QUERY OPTIMIZATION AND PROCESSING- THEORY

QUERY PROCESSING AND OPTIMIZATION

Query processing involves extracting data from a database through multiple steps.

This includes translating high-level queries into low-level expressions at the file system's physical level, optimizing queries, and executing them for actual results.

Query Processing

One of the types of DBMS is Relational Database Management System (RDBMS) where data is stored in the form of rows and columns (in other words, stored in tables) which have associations with each other.

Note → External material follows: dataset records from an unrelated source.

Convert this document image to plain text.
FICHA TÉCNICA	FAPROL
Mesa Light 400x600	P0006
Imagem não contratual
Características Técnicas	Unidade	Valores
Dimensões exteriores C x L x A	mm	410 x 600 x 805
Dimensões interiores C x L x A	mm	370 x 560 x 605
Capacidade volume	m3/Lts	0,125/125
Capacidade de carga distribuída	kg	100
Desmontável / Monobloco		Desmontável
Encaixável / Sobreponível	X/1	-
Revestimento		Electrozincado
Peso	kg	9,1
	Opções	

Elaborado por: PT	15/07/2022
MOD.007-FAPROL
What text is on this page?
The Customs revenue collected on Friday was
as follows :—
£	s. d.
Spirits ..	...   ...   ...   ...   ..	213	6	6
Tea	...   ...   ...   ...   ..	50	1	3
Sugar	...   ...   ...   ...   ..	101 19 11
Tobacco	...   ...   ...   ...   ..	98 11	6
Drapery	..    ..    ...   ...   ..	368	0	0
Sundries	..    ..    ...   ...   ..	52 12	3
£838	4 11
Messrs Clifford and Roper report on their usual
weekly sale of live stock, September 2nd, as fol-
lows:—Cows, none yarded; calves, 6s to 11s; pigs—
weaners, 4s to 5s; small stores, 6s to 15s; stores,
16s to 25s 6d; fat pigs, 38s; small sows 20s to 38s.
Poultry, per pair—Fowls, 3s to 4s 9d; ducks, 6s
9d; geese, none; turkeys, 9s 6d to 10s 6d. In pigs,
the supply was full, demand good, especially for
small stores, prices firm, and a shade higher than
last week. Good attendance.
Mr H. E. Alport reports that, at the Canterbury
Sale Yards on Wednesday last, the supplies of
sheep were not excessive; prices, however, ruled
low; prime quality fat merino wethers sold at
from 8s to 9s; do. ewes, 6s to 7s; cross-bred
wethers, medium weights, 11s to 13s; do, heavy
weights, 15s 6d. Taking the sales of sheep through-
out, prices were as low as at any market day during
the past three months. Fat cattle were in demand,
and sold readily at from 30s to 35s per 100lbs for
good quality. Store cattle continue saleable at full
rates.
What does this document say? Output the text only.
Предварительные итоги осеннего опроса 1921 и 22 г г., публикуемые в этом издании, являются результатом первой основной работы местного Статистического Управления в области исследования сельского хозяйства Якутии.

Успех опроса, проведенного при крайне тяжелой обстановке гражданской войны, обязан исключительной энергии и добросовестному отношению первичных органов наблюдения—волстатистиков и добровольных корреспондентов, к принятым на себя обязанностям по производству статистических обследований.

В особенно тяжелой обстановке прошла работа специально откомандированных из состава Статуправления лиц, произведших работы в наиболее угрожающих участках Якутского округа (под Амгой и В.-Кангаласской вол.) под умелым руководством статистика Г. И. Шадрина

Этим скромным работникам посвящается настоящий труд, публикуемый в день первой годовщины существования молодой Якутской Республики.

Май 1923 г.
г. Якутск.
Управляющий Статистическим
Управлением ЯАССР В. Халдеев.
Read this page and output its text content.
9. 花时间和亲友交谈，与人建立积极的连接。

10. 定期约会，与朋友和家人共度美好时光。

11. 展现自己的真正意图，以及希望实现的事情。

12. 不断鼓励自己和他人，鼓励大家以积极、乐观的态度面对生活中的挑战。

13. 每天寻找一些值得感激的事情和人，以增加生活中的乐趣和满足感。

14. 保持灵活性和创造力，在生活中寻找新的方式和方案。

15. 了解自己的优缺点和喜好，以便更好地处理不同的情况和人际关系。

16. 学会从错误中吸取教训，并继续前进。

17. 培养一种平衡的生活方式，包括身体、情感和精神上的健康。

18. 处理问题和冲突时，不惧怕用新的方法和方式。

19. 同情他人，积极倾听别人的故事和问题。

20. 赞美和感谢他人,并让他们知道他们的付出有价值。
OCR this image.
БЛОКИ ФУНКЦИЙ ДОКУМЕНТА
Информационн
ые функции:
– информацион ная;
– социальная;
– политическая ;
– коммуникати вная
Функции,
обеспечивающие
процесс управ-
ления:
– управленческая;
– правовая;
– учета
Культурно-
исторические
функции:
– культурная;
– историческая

The users (both applications and humans) have the liberty to select, insert, update and delete these rows and columns without violating the constraints provided at the time of defining these relational tables.

Let’s say you want the list of all the employees who have a salary of more than 10,000.

SQL Query

SELECT

emp_name

FROM

employee

WHERE

salary>10000;

The problem here is that DBMS won't understand this statement.

SQL being a High-Level Language makes it easier not just for the users to query data based on their needs but also bridges the communication gap between the DBMS which does not really understand human language.

In fact, the underlying system of DBMS won't even understand these SQL queries.

For them to understand and execute a query:

i) they first need to be converted to a Low-Level Language.

ii) then SQL queries go through a processing unit that converts them into low-level Language via Relational Algebra in DBMS.

Since relational algebra queries are a bit more complex than SQL queries, DBMS expects the user to write only the SQL queries.

It then processes the query before evaluating it.

Phases of Query Processing in DBMS

As mentioned in the above image, query processing can be divided into compile-time and run-time phases.

Compile-time phase includes:

Parsing and Translation (Query Compilation)
Query Optimization
Evaluation (code generation)

In the Runtime phase, the database engine is primarily responsible for interpreting and executing the hence generated query with physical operators and delivering the query output.

Parsing and Translation

The first step in query processing is Parsing and Translation.

In the first step, queries undergo lexical, syntactic, and semantic analysis. Essentially, the query gets broken down into different tokens and white spaces are removed along with the comments (Lexical Analysis).

In the next step, the query gets checked for the correctness, both syntax and semantic wise. The query processor first checks the query if the rules of SQL have been correctly followed or not (Syntactic Analysis).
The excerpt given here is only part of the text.